Available Sheng Qi works:
Educated in Beijing and London
In 1988 Sheng Qi graduated from Beijing Academy of Art and Design. In 1989 he started to study at the Saint Martins College of Art and Design in London where he graduated with an MFA. Sheng Qi led one of Chinese contemporary art's earliest performance art group: Concept 21. This group was formed in 1986 in Beijing by five students Sheng Qi, Zheng Yuke, Zhao Jianhai, Kang Mu, and Xi Jianjun.
Body and culture
For the past 20 years, Sheng Qi has been creating remarkable works of art in diverse media, A frequent theme in his work has been the study of the body, body language and its culture.
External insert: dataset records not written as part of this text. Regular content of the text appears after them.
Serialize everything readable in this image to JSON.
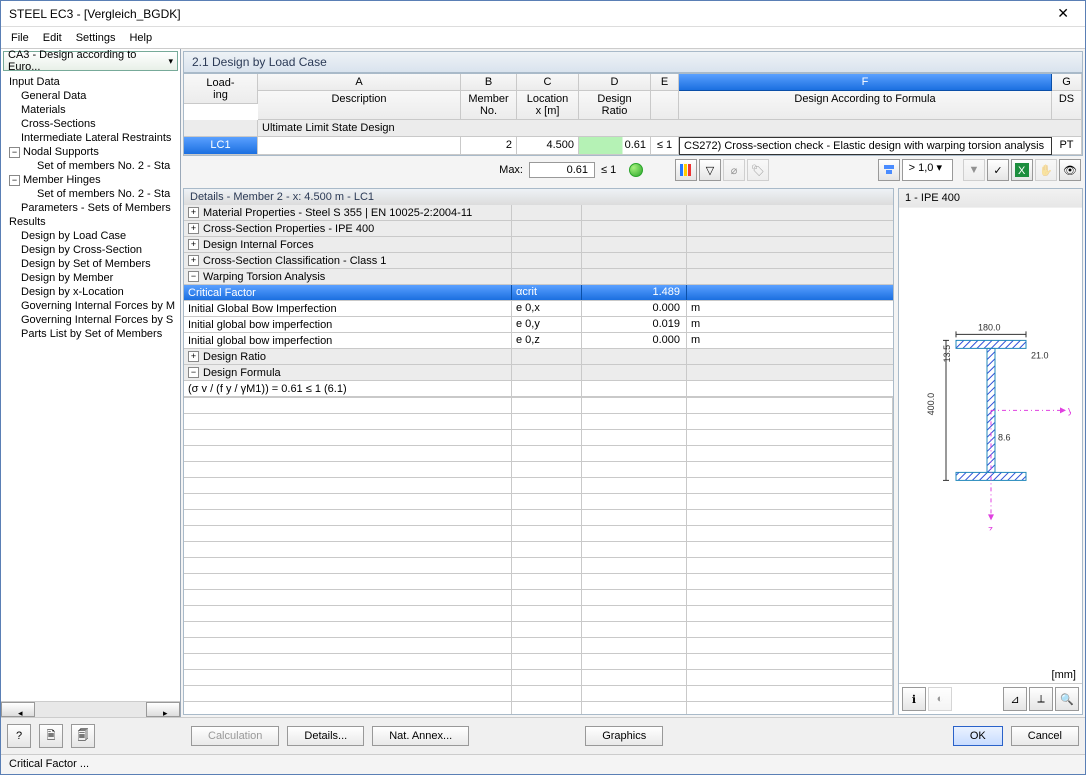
{
  "window": {
    "title": "STEEL EC3 - [Vergleich_BGDK]"
  },
  "menu": {
    "file": "File",
    "edit": "Edit",
    "settings": "Settings",
    "help": "Help"
  },
  "combo": {
    "text": "CA3 - Design according to Euro..."
  },
  "tree": {
    "input": "Input Data",
    "items_input": [
      "General Data",
      "Materials",
      "Cross-Sections",
      "Intermediate Lateral Restraints"
    ],
    "nodal": "Nodal Supports",
    "nodal_sub": "Set of members No. 2 - Sta",
    "hinges": "Member Hinges",
    "hinges_sub": "Set of members No. 2 - Sta",
    "params": "Parameters - Sets of Members",
    "results": "Results",
    "items_results": [
      "Design by Load Case",
      "Design by Cross-Section",
      "Design by Set of Members",
      "Design by Member",
      "Design by x-Location",
      "Governing Internal Forces by M",
      "Governing Internal Forces by S",
      "Parts List by Set of Members"
    ]
  },
  "section": {
    "title": "2.1 Design by Load Case"
  },
  "grid": {
    "corner": "Load-\ning",
    "cols_top": [
      "A",
      "B",
      "C",
      "D",
      "E",
      "F",
      "G"
    ],
    "cols_bot": [
      "Description",
      "Member\nNo.",
      "Location\nx [m]",
      "Design\nRatio",
      "",
      "Design According to Formula",
      "DS"
    ],
    "group": "Ultimate Limit State Design",
    "row": {
      "id": "LC1",
      "desc": "",
      "member": "2",
      "loc": "4.500",
      "ratio": "0.61",
      "cond": "≤ 1",
      "formula": "CS272) Cross-section check - Elastic design with warping torsion analysis",
      "ds": "PT"
    },
    "max_label": "Max:",
    "max_ratio": "0.61",
    "max_cond": "≤ 1"
  },
  "filter": {
    "value": "> 1,0"
  },
  "details": {
    "title": "Details - Member 2 - x: 4.500 m - LC1",
    "r1": "Material Properties - Steel S 355 | EN 10025-2:2004-11",
    "r2": "Cross-Section Properties  -  IPE 400",
    "r3": "Design Internal Forces",
    "r4": "Cross-Section Classification - Class 1",
    "r5": "Warping Torsion Analysis",
    "r5a_l": "Critical Factor",
    "r5a_s": "αcrit",
    "r5a_v": "1.489",
    "r5b_l": "Initial Global Bow Imperfection",
    "r5b_s": "e 0,x",
    "r5b_v": "0.000",
    "r5b_u": "m",
    "r5c_l": "Initial global bow imperfection",
    "r5c_s": "e 0,y",
    "r5c_v": "0.019",
    "r5c_u": "m",
    "r5d_l": "Initial global bow imperfection",
    "r5d_s": "e 0,z",
    "r5d_v": "0.000",
    "r5d_u": "m",
    "r6": "Design Ratio",
    "r7": "Design Formula",
    "r7a": "(σ v / (f y / γM1)) = 0.61 ≤ 1   (6.1)"
  },
  "preview": {
    "title": "1 - IPE 400",
    "unit": "[mm]",
    "d_w": "180.0",
    "d_h": "400.0",
    "d_tf": "13.5",
    "d_tw": "8.6",
    "d_r": "21.0",
    "y": "y",
    "z": "z"
  },
  "buttons": {
    "calc": "Calculation",
    "details": "Details...",
    "annex": "Nat. Annex...",
    "graphics": "Graphics",
    "ok": "OK",
    "cancel": "Cancel"
  },
  "status": "Critical Factor ..."
}
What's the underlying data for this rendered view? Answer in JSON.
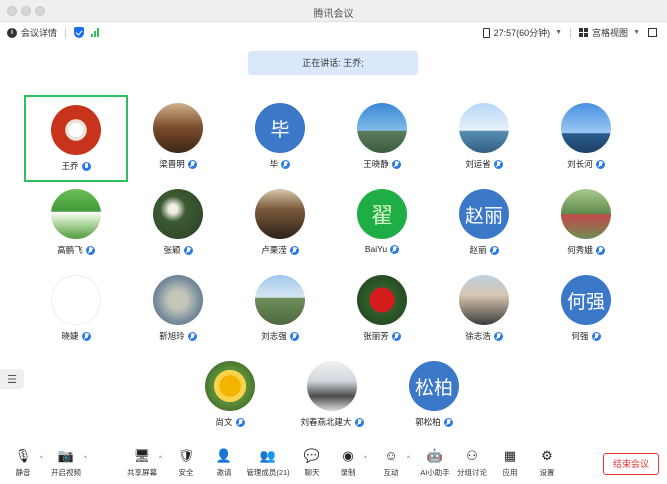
{
  "window": {
    "title": "腾讯会议"
  },
  "infobar": {
    "meeting_details": "会议详情",
    "timer": "27:57(60分钟)",
    "view_mode": "宫格视图"
  },
  "banner": {
    "speaking": "正在讲话: 王乔;"
  },
  "participants": [
    {
      "name": "王乔",
      "avatar": "photo-a",
      "text": "",
      "active": true
    },
    {
      "name": "梁晋明",
      "avatar": "photo-b",
      "text": ""
    },
    {
      "name": "毕",
      "avatar": "txt",
      "text": "毕"
    },
    {
      "name": "王晓静",
      "avatar": "photo-c",
      "text": ""
    },
    {
      "name": "刘运省",
      "avatar": "photo-d",
      "text": ""
    },
    {
      "name": "刘长河",
      "avatar": "photo-e",
      "text": ""
    },
    {
      "name": "高鹏飞",
      "avatar": "photo-f",
      "text": ""
    },
    {
      "name": "张颖",
      "avatar": "photo-g",
      "text": ""
    },
    {
      "name": "卢栗滢",
      "avatar": "photo-h",
      "text": ""
    },
    {
      "name": "BaiYu",
      "avatar": "photo-i",
      "text": "翟"
    },
    {
      "name": "赵丽",
      "avatar": "txt",
      "text": "赵丽"
    },
    {
      "name": "何秀娥",
      "avatar": "photo-j",
      "text": ""
    },
    {
      "name": "晓婕",
      "avatar": "photo-k",
      "text": ""
    },
    {
      "name": "靳旭玲",
      "avatar": "photo-l",
      "text": ""
    },
    {
      "name": "刘志强",
      "avatar": "photo-m",
      "text": ""
    },
    {
      "name": "张丽芳",
      "avatar": "photo-n",
      "text": ""
    },
    {
      "name": "徐志浩",
      "avatar": "photo-o",
      "text": ""
    },
    {
      "name": "何强",
      "avatar": "txt",
      "text": "何强"
    },
    {
      "name": "尚文",
      "avatar": "photo-p",
      "text": ""
    },
    {
      "name": "刘春燕北建大",
      "avatar": "photo-q",
      "text": ""
    },
    {
      "name": "郭松柏",
      "avatar": "txt",
      "text": "松柏"
    }
  ],
  "toolbar": {
    "mute": "静音",
    "video": "开启视频",
    "share": "共享屏幕",
    "security": "安全",
    "invite": "邀请",
    "members": "管理成员(21)",
    "chat": "聊天",
    "record": "录制",
    "react": "互动",
    "ai": "AI小助手",
    "breakout": "分组讨论",
    "apps": "应用",
    "settings": "设置",
    "end": "结束会议"
  },
  "colors": {
    "accent": "#2a7be6",
    "active_border": "#2fbf5f",
    "end_red": "#e33333",
    "avatar_blue": "#3c78c8"
  }
}
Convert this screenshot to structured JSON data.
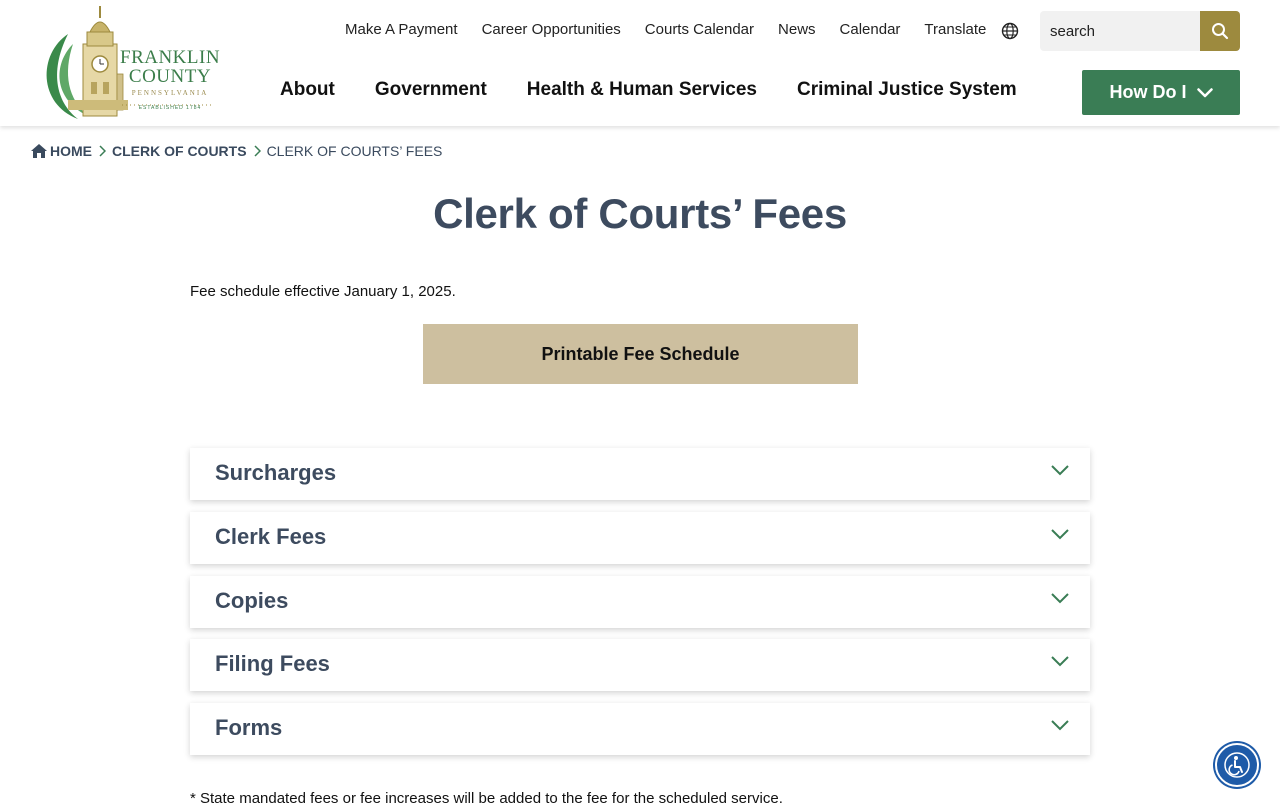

Since he returned to China after completing his artistic studies in London, he has been selected to participate in the Nippon International Performance Festival, and the recent International Center of Photography exhibition, Between Past and Future, where his photographic work was selected for the cover of the exhibition catalogue. He is also one of the few artists in China to concern himself with AIDS and to become involved in local awareness campaigns.
Rising sun
Socially engaged artist Sheng Qi is always busy with current events and he expresses himself through his paintings. As an example the subject of the national stadium of China in Beijing 'Bird's nest', in this painting Qi shows the achievement - the construction of this immense stadium - of the Chinese people. The stadium rises like a rising sun over the people.
Red phenix
The Chinese people are a recurring theme in Sheng Qi's work, often depicted as a crowd in a square as in the monumental painting 'Red Mao' from 2008 where the great leader emerges from the crowd like a red phenix. Another fine example is the painting 'Grey square' where the artist depicts the grey mass of people as far as the eye can see, infinite, with the message that the individual person is in fact nothing more than a number, other Chinese artists such as Wang Guangyi have this theme as a person as a number also implemented in their work.